14- Cet Avis constate que notre arrestation et notre détention sont arbitraires et notre condamnation illégale, demande notre libération immédiate ainsi que notre dédommagement. Dès lors, Il est constant que nous, les Marcheurs Pacifiques du MRC sommes des Otages Politiques du régime.
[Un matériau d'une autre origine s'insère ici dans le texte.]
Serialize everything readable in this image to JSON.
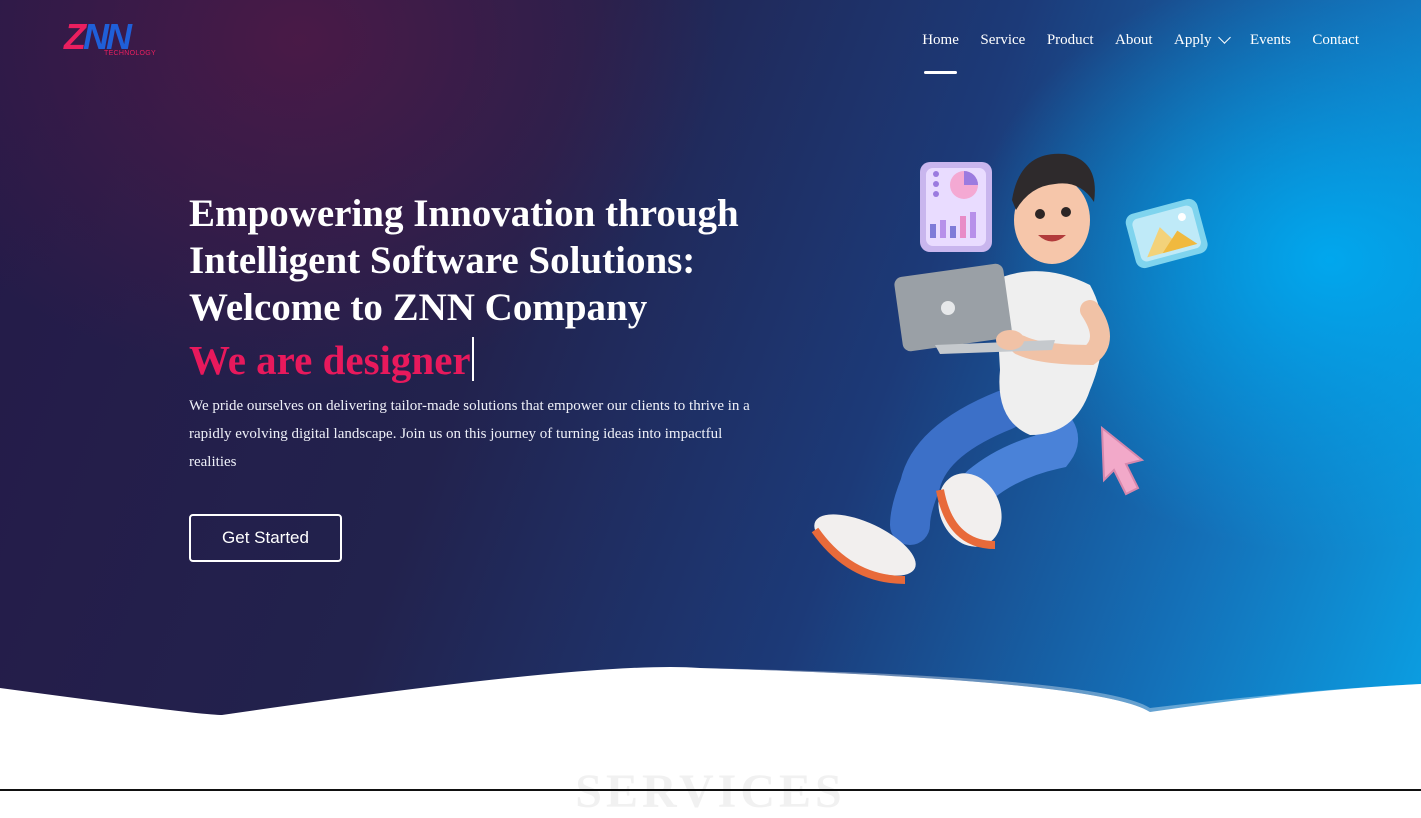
{
  "brand": {
    "logo_letters": [
      "Z",
      "NN"
    ],
    "tagline": "TECHNOLOGY",
    "colors": {
      "pink": "#ea1f5f",
      "blue": "#1f5fd8"
    }
  },
  "nav": {
    "items": [
      {
        "label": "Home",
        "active": true
      },
      {
        "label": "Service"
      },
      {
        "label": "Product"
      },
      {
        "label": "About"
      },
      {
        "label": "Apply",
        "has_dropdown": true
      },
      {
        "label": "Events"
      },
      {
        "label": "Contact"
      }
    ]
  },
  "hero": {
    "headline": "Empowering Innovation through Intelligent Software Solutions: Welcome to ZNN Company",
    "typed_text": "We are designer",
    "description": "We pride ourselves on delivering tailor-made solutions that empower our clients to thrive in a rapidly evolving digital landscape. Join us on this journey of turning ideas into impactful realities",
    "cta_label": "Get Started",
    "accent_color": "#e8195c"
  },
  "next_section": {
    "title": "SERVICES"
  }
}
15- La ratification dudit Pacte, comme de tous les autres traités a été faite par le Cameroun en tant qu'Etat partie et non par le Gouvernement du Cameroun, entendu comme organe exécutif de l'Etat. Les traités internationaux sont signés et ratifiés au nom de l'Etat et pour son compte par ses représentants et non pour le compte des signataires, ni pour le compte d'un organe, d’une institution de l'Etat pris séparément. Le pouvoir judiciaire est un organe de l'Etat au même titre que le pouvoir exécutif et le pouvoir législatif. Mieux, les pouvoirs, exécutif, législatif et judiciaire constituent concomitamment le pouvoir politique. Alors que l'Etat est la combinaison de ce pouvoir politique avec le territoire et la population. Ainsi, dans le cadre du respect des pactes et conventions dûment ratifiés par un Etat, il est spécieux de tenter de distinguer le Gouvernement de l'Etat. Le premier n’étant qu'une partie du sous-ensemble du second qu'est le pouvoir politique.

16- Cette précision élémentaire balaie l’argutie juridique brandie par le Ministère public placé sous votre autorité suivant lequel, et en totale violation de son obligation de loyauté vis-à-vis des parties au procès, l'Avis du GTDA s'adresserait EXCLUSIVEMENT au Gouvernement, au PRESIDENT DE LA REPUBLIQUE et non à la justice camerounaise, troisième pouvoir de l’ETAT.

17- Cet argutie juridique s'effondre totalement lorsqu’on combine la ratification du Pacte relatif aux Droits Civils et Politiques par l'Etat du Cameroun avec le préambule de la Constitution en vigueur sur les Droits de l'Homme, l'article 45 de la même Constitution et l'article 2 du Code pénal.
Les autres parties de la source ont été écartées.